At Albstadt-Sigmaringen University (Germany) from autumn 2021 onwards a new bachelor study program on sustainable engineering should prepare students for the development of environmentally friendly and sustainable products that can only emerge if the whole Development and production process takes the aspect of sustainability into account from the outset. 

The transdisciplinary seminar on technology assessment and sustainability will be an integrative part of the new study program and was introduced two years ago. The seminar tries to take a transformative stand to change the wide spread belief of a basically future saving technology. Students from different disciplines (textile and clothing technology, mechanical engineering, and business administration and engineering) choose their technology of interest (related to their study program) and get in contact with stakeholders representing a variety of opinions. Students apply scientific methodologies like literature analysis, system-, stakeholder- and scenario analysis, narrative interviews and online questionnaires to acquire a broad variety of opinions. They are facing different viewpoints on the interpretation of knowledge by different stakeholders. Finally, students develop scenarios for the future of selected technology as well as recommendations to different stakeholder groups on how the technology needs to be applied, regulated or incentivized to support a global sustainable development. 

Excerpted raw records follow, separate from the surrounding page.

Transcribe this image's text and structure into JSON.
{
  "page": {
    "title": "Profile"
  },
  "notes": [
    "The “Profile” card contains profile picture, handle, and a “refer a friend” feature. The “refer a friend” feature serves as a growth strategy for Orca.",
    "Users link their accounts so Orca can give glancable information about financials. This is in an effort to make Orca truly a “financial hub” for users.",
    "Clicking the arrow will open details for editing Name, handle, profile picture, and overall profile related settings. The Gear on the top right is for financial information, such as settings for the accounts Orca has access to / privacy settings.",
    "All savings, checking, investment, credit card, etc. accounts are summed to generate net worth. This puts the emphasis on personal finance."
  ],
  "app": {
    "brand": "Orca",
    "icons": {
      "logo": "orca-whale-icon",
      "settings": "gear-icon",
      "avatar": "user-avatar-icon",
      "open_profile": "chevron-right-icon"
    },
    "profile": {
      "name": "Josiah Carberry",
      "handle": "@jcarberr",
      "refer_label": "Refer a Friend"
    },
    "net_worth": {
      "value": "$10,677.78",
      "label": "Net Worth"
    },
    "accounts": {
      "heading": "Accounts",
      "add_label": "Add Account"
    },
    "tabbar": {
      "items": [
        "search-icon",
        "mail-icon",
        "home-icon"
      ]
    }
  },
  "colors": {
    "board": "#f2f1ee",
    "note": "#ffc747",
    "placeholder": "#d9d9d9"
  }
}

The experience of the students in many cases transforms their understanding of the role of technology for sustainable development. It offers a new sight on the technology and the view that technology is not per se sustainable, but it depends on how we apply or implement the technology. Who has access to the technology and who doesn’t? What conditions cause re-bound effects? What are not only efficient but also sufficient ways for solving the initial problem that the technology should serve for? How comes there can be so many opinions on the application of a single technology? 

As a final assessment, students present their outcomes in a group presentation, they work on a final group report and fill in an individual learning journal. In the learning journal, students reflect their experiences, learnings and individual mind-shifts. A student said: “I was surprised at how much changing the methodology can change the perspective on a topic and how many relevant insights can be found even by asking questions that are not exclusively technical.”